For a given expression in the form of a string, find the minimum number of brackets that can be reversed in order to make the expression balanced. The expression will only contain curly brackets.
If the expression can't be balanced, return -1.
Example:
Expression: {{{{
If we reverse the second and the fourth opening brackets, the whole expression will get balanced. Since we have to reverse two brackets to make the expression balanced, the expected output will be 2.

Expression: {{{
In this example, even if we reverse the last opening bracket, we would be left with the first opening bracket and hence will not be able to make the expression balanced and the output will be -1.
Input Format :
The first and the only line of input contains a string expression, without any spaces in between.
Output Format :
The only line of output will print the number of reversals required to balance the whole expression. Prints -1, otherwise.
Note:
You don't have to print anything.
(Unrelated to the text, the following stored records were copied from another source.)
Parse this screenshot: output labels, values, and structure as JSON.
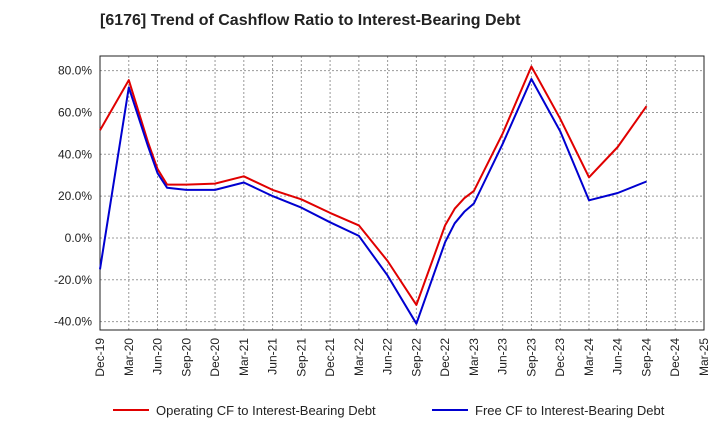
{
  "chart_data": {
    "type": "line",
    "title": "[6176]  Trend of Cashflow Ratio to Interest-Bearing Debt",
    "xlabel": "",
    "ylabel": "",
    "x_ticks": [
      "Dec-19",
      "Mar-20",
      "Jun-20",
      "Sep-20",
      "Dec-20",
      "Mar-21",
      "Jun-21",
      "Sep-21",
      "Dec-21",
      "Mar-22",
      "Jun-22",
      "Sep-22",
      "Dec-22",
      "Mar-23",
      "Jun-23",
      "Sep-23",
      "Dec-23",
      "Mar-24",
      "Jun-24",
      "Sep-24",
      "Dec-24",
      "Mar-25"
    ],
    "ylim": [
      -44,
      87
    ],
    "y_ticks": [
      -40,
      -20,
      0,
      20,
      40,
      60,
      80
    ],
    "y_tick_labels": [
      "-40.0%",
      "-20.0%",
      "0.0%",
      "20.0%",
      "40.0%",
      "60.0%",
      "80.0%"
    ],
    "grid": true,
    "legend_position": "bottom",
    "series": [
      {
        "name": "Operating CF to Interest-Bearing Debt",
        "color": "#e00000",
        "points": [
          [
            "Dec-19",
            51.5
          ],
          [
            "Mar-20",
            75.5
          ],
          [
            "May-20",
            46.0
          ],
          [
            "Jun-20",
            33.0
          ],
          [
            "Jul-20",
            25.5
          ],
          [
            "Sep-20",
            25.5
          ],
          [
            "Dec-20",
            26.0
          ],
          [
            "Mar-21",
            29.5
          ],
          [
            "Jun-21",
            23.0
          ],
          [
            "Sep-21",
            18.5
          ],
          [
            "Dec-21",
            12.0
          ],
          [
            "Mar-22",
            6.0
          ],
          [
            "Jun-22",
            -11.0
          ],
          [
            "Sep-22",
            -32.0
          ],
          [
            "Dec-22",
            6.0
          ],
          [
            "Jan-23",
            14.0
          ],
          [
            "Feb-23",
            19.0
          ],
          [
            "Mar-23",
            22.5
          ],
          [
            "Jun-23",
            50.0
          ],
          [
            "Sep-23",
            82.0
          ],
          [
            "Dec-23",
            57.0
          ],
          [
            "Mar-24",
            29.0
          ],
          [
            "Jun-24",
            43.5
          ],
          [
            "Sep-24",
            63.0
          ]
        ]
      },
      {
        "name": "Free CF to Interest-Bearing Debt",
        "color": "#0000d0",
        "points": [
          [
            "Dec-19",
            -15.0
          ],
          [
            "Mar-20",
            72.0
          ],
          [
            "May-20",
            44.0
          ],
          [
            "Jun-20",
            31.0
          ],
          [
            "Jul-20",
            24.0
          ],
          [
            "Sep-20",
            23.0
          ],
          [
            "Dec-20",
            23.0
          ],
          [
            "Mar-21",
            26.5
          ],
          [
            "Jun-21",
            20.0
          ],
          [
            "Sep-21",
            14.5
          ],
          [
            "Dec-21",
            7.5
          ],
          [
            "Mar-22",
            1.0
          ],
          [
            "Jun-22",
            -18.0
          ],
          [
            "Sep-22",
            -41.0
          ],
          [
            "Dec-22",
            -2.0
          ],
          [
            "Jan-23",
            7.0
          ],
          [
            "Feb-23",
            12.5
          ],
          [
            "Mar-23",
            16.5
          ],
          [
            "Jun-23",
            45.0
          ],
          [
            "Sep-23",
            76.0
          ],
          [
            "Dec-23",
            51.0
          ],
          [
            "Mar-24",
            18.0
          ],
          [
            "Jun-24",
            21.5
          ],
          [
            "Sep-24",
            27.0
          ]
        ]
      }
    ]
  }
}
It has already been taken care of.
Constraints:
0 <= N <= 10^6
Where N is the length of the expression.

Time Limit: 1sec
Sample Input 1:
{{{
Sample Output 1:
-1
Sample Input 2:
{{{{}}
Sample Output 2:
1

************************************************Code**********************************************
import java.util.Stack;
public class Solution {

	public static int countBracketReversals(String input) {
		
		if(input.length()%2!=0)
			return -1;
		Stack<Character> stk = new Stack<>();
		for(int i=0;i<input.length();i++)
		{
			if(input.charAt(i)=='{')
			{
				stk.push('{');
			}
			else if(input.charAt(i)=='}')
			{
				if(stk.isEmpty() || stk.peek()=='}')
				{
					stk.push('}');
				}
				else if(stk.peek()=='{')
				{
					stk.pop();
				}
			}
		}
		int cnt=0;
		while(stk.size()!=0)
		{
			char c1=stk.pop();
			char c2=stk.pop();
			if(c1==c2)
			{
				if(c2=='{')
					c2='}';
				if(c1=='}')
					c1='{';
				cnt++;
			}else
			{
				c1='{';
				c2='}';
				cnt++;
				cnt++;
			}
		}
		return cnt;
	}

}